To the man who pays heed to that voice within him which warns him that twilight and danger are settling over his soul, terror is apt to appear an absolute thing, against which his heart must be safeguarded in a twink unless there is to take place an alteration in the whole range and scale of his nature. Mercifully, he has never far to look for safeguards. Of the immediate and small and common and momentary things of life, of usages and observances and modes and conventions, he builds up fortifications against the powers of darkness. He is even content that, not terror only, but joy also, should for working purposes be placed in the category of the absolute things; and the last treason he will commit will be that breaking down of terms and limits that strikes, not at one man, but at the welfare of the souls of all.
In his own person, Oleron began to commit this treason. He began to commit it by admitting the inexplicable and horrible to an increasing familiarity. He did it insensibly, unconsciously, by a neglect of the things that he now regarded it as an impertinence in Elsie Bengough to have prescribed. Two months before, the words “a haunted house,” applied to his lovely bemusing dwelling, would have chilled his marrow; now, his scale of sensation becoming depressed, he could ask “Haunted by what?” and remain unconscious that horror, when it can be proved to be relative, by so much loses its proper quality. He was setting aside the landmarks. Mists and confusion had begun to enwrap him.

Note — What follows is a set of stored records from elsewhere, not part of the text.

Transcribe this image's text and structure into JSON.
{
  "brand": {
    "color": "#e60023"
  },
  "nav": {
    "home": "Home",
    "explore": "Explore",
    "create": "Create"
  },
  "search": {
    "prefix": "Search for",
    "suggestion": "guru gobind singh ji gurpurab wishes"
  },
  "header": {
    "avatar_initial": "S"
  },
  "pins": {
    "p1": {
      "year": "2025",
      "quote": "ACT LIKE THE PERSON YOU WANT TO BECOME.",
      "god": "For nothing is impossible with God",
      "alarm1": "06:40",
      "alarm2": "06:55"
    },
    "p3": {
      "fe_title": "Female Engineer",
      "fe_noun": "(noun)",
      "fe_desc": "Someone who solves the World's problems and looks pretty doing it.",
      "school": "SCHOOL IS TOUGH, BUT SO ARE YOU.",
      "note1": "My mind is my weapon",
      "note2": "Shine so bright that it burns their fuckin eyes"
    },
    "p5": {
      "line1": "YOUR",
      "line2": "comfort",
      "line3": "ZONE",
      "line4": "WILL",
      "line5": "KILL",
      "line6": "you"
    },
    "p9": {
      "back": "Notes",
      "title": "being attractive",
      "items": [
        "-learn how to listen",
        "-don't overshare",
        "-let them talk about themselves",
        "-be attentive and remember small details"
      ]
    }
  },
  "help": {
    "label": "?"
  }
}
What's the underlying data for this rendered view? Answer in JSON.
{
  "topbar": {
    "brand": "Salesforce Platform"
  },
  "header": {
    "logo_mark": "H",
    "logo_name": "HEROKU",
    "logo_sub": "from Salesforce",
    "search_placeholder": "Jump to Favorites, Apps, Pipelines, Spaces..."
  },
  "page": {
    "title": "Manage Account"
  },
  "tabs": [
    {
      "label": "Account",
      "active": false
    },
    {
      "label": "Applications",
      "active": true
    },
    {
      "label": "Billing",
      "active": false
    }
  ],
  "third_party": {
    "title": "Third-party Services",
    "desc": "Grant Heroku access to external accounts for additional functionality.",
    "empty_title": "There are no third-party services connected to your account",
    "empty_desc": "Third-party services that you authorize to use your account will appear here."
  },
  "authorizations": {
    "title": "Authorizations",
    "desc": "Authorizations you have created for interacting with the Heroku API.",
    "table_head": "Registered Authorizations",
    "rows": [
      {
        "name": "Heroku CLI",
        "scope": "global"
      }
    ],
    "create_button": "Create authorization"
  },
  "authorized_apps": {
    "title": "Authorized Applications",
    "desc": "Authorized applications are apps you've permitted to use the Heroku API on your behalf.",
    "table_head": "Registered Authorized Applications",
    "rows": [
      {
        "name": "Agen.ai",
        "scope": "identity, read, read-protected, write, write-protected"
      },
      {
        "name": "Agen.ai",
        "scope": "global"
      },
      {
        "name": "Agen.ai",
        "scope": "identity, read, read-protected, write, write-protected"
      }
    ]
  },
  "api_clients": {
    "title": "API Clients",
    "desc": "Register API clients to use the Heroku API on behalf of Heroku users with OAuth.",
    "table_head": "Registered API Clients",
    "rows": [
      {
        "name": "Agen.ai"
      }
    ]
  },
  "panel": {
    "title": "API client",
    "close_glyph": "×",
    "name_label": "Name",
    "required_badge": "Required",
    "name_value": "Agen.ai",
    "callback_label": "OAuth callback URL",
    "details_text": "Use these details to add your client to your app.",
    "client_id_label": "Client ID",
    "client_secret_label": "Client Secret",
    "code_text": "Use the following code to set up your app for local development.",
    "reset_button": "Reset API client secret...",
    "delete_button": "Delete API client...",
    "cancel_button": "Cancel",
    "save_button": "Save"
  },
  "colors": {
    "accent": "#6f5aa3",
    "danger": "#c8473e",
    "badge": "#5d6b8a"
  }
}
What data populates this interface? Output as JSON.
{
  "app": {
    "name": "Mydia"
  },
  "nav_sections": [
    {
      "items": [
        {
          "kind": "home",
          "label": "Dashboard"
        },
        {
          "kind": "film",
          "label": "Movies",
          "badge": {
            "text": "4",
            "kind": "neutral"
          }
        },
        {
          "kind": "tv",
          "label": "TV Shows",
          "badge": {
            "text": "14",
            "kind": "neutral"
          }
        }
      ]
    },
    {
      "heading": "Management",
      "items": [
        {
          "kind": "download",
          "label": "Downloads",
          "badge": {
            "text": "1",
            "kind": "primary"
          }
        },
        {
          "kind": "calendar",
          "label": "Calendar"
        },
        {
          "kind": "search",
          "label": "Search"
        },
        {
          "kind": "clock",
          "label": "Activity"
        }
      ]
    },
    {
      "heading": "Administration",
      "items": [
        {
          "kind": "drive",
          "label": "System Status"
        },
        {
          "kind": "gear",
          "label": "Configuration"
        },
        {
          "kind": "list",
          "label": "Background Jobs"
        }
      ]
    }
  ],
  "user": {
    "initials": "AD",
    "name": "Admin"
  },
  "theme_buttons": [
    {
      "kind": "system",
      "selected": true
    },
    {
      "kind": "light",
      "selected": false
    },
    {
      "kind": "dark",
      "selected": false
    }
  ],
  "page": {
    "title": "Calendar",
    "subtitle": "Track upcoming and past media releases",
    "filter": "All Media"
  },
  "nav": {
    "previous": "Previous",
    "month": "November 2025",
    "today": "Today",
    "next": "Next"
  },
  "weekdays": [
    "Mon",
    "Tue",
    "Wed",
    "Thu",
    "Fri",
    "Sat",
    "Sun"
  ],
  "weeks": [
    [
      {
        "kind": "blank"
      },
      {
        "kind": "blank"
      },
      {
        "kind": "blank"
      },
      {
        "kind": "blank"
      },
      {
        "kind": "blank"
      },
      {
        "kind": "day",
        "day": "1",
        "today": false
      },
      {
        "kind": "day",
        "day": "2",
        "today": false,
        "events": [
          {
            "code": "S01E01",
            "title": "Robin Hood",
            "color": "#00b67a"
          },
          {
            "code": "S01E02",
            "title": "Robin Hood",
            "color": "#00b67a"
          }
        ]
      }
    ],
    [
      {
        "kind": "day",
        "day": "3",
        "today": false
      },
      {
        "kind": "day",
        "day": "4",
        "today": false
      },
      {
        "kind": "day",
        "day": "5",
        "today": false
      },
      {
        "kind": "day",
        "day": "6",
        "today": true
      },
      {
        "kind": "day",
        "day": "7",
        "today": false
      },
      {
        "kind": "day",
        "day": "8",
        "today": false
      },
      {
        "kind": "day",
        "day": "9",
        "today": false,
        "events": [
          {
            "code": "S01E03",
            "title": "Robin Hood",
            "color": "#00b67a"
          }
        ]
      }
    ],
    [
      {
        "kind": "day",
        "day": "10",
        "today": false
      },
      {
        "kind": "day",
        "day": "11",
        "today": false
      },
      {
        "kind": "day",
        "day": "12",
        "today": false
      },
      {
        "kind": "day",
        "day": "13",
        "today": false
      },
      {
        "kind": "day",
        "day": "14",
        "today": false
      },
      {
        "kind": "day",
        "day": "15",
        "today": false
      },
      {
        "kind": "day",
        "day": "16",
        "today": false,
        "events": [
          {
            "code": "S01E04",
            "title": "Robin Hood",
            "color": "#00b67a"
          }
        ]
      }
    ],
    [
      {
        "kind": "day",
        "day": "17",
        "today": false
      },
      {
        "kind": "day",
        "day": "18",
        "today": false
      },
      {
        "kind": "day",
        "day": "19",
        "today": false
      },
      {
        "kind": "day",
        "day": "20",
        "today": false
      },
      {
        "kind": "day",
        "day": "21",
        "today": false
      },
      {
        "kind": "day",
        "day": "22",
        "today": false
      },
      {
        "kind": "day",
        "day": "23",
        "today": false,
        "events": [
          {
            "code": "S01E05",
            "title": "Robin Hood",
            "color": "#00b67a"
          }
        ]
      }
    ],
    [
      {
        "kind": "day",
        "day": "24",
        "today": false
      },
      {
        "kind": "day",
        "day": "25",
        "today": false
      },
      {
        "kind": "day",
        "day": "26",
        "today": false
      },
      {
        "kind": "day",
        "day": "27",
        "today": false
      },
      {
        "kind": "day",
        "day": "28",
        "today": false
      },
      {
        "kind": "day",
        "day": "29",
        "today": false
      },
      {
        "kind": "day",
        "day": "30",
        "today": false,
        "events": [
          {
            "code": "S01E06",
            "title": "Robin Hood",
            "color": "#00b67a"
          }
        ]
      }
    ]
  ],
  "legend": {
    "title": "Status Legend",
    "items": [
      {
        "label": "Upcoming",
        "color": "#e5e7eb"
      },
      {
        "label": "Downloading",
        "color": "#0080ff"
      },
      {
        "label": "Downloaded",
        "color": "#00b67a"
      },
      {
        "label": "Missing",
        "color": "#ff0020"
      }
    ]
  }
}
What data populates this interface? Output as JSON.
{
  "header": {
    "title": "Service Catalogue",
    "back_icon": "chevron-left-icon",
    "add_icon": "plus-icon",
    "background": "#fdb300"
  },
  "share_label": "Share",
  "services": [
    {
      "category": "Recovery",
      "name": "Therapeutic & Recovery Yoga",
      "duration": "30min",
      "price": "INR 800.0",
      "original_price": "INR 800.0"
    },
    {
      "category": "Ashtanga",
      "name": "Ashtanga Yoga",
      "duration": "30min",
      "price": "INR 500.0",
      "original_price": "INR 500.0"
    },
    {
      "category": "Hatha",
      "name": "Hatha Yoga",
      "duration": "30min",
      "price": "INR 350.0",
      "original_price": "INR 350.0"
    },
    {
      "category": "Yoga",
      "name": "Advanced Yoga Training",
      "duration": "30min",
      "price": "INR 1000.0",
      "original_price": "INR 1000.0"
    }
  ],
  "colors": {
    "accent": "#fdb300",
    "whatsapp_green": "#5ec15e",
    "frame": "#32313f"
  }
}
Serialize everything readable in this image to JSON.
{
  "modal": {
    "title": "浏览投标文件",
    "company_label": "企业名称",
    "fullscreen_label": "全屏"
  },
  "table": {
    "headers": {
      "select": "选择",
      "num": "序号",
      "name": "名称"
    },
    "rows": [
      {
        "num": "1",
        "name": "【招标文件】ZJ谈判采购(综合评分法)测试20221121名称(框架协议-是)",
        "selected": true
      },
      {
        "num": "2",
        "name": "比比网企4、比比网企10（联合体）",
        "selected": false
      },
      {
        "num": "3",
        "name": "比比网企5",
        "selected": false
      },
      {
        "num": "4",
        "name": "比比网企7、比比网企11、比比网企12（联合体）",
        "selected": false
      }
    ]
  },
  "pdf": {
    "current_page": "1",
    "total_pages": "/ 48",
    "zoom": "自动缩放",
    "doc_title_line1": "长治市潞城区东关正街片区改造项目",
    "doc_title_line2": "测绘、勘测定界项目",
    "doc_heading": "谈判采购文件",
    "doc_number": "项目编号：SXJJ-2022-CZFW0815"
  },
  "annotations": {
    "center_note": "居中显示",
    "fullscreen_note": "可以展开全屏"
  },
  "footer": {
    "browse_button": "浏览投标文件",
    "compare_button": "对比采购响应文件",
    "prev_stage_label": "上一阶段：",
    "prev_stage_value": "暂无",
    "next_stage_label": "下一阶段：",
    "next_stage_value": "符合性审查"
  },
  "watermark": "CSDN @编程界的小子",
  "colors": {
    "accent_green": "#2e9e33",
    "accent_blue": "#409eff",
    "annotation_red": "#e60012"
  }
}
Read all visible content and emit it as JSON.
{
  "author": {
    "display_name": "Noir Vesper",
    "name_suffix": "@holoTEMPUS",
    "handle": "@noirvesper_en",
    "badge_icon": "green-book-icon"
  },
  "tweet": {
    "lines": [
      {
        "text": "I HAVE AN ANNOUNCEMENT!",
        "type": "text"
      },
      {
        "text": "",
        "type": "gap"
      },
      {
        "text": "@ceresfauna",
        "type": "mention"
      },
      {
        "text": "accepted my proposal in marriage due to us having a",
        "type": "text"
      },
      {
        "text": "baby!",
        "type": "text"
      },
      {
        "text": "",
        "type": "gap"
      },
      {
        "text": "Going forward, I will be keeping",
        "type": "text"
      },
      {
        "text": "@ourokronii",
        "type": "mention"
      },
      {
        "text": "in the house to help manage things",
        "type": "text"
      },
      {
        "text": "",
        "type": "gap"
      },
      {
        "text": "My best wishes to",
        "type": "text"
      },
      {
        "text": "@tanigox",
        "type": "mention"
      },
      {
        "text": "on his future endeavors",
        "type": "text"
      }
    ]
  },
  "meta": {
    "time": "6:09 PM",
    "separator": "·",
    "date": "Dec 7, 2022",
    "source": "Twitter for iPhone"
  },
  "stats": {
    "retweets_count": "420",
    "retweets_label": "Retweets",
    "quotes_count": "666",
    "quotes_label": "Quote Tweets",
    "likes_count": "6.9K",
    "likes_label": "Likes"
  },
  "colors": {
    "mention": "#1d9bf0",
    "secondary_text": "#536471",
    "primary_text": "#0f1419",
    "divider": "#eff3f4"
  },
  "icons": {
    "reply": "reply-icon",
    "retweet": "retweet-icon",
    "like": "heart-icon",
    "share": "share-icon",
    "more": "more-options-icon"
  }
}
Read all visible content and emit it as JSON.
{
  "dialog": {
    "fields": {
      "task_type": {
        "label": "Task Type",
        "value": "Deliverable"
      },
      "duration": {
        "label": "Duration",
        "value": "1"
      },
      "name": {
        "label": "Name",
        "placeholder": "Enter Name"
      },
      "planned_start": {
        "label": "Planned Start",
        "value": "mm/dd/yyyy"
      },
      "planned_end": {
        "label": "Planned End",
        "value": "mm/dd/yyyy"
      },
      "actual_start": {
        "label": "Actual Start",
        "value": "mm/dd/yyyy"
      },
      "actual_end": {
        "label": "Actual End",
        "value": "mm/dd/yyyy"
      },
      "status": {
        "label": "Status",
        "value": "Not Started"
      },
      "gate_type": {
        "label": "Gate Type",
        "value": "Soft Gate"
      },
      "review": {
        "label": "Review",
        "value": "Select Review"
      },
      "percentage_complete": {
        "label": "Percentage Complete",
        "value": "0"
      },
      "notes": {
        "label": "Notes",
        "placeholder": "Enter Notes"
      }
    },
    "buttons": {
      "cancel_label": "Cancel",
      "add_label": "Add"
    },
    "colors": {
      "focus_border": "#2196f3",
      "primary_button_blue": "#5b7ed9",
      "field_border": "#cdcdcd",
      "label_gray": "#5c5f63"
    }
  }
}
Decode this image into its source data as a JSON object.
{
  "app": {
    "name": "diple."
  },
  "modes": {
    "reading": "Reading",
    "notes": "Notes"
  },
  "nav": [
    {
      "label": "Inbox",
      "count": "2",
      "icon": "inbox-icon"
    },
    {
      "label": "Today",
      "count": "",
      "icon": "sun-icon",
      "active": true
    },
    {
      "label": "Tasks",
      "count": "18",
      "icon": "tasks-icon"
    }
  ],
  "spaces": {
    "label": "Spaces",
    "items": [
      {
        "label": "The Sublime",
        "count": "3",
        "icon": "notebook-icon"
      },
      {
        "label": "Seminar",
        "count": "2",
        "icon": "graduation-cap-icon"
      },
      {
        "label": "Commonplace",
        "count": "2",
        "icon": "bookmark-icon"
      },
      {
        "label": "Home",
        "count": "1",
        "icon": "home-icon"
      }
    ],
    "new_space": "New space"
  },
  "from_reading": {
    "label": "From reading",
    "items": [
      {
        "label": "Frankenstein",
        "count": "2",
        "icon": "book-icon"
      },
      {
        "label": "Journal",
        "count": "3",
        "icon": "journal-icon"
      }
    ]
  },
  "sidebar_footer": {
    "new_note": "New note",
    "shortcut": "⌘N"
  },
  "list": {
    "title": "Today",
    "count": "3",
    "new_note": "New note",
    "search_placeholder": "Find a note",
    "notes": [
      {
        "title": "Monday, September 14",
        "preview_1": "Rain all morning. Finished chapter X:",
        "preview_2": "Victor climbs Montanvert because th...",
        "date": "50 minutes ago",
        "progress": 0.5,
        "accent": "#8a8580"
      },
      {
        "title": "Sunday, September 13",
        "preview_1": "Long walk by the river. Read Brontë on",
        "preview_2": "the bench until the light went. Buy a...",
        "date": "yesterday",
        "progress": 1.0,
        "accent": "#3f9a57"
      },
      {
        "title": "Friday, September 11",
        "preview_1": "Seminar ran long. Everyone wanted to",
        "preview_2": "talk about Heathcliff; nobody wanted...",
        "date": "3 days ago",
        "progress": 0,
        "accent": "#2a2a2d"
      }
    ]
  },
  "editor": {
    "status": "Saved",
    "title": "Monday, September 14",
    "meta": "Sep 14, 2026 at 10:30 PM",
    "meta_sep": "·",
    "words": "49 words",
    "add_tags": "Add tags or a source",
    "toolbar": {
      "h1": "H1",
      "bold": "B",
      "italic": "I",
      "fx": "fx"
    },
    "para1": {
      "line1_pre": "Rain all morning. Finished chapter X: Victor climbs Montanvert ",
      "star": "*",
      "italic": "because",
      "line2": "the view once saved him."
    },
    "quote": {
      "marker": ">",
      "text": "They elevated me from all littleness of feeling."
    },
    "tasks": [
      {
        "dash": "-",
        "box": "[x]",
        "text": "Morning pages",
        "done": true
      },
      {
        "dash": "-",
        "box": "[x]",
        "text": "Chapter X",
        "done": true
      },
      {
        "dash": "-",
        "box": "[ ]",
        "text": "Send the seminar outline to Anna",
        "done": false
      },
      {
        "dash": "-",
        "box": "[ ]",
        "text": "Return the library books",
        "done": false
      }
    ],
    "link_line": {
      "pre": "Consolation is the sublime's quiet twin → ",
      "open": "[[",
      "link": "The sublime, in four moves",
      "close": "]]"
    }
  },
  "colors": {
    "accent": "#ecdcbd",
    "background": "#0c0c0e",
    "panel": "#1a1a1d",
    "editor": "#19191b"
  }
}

And he was conscious of nothing so much as of a voracious inquisitiveness. He wanted to know. He was resolved to know. Nothing but the knowledge would satisfy him; and craftily he cast about for means whereby he might attain it.
He might have spared his craft. The matter was the easiest imaginable. As in time past he had known, in his writing, moments when his thoughts had seemed to rise of themselves and to embody themselves in words not to be altered afterwards, so now the questions he put himself seemed to be answered even in the moment of their asking. There was exhilaration in the swift, easy processes. He had known no so such joy in his own power since the days when his writing had been a daily freshness and a delight to him. It was almost as if the course he must pursue was being dictated to him.
And the first thing he must do, of course, was to define the problem. He defined it in terms of mathematics. Granted that he had not the place to himself; granted that the old house had inexpressibly caught and engaged his spirit; granted that, by virtue of the common denominator of the place, this unknown co-tenant stood in some relation to himself: what next? Clearly, the nature of the other numerator must be ascertained.
And how? Ordinarily this would not have seemed simple, but to Oleron it was now pellucidly clear. The key, of course, lay in his half-written novel—or rather, in both Romillys, the old and the proposed new one.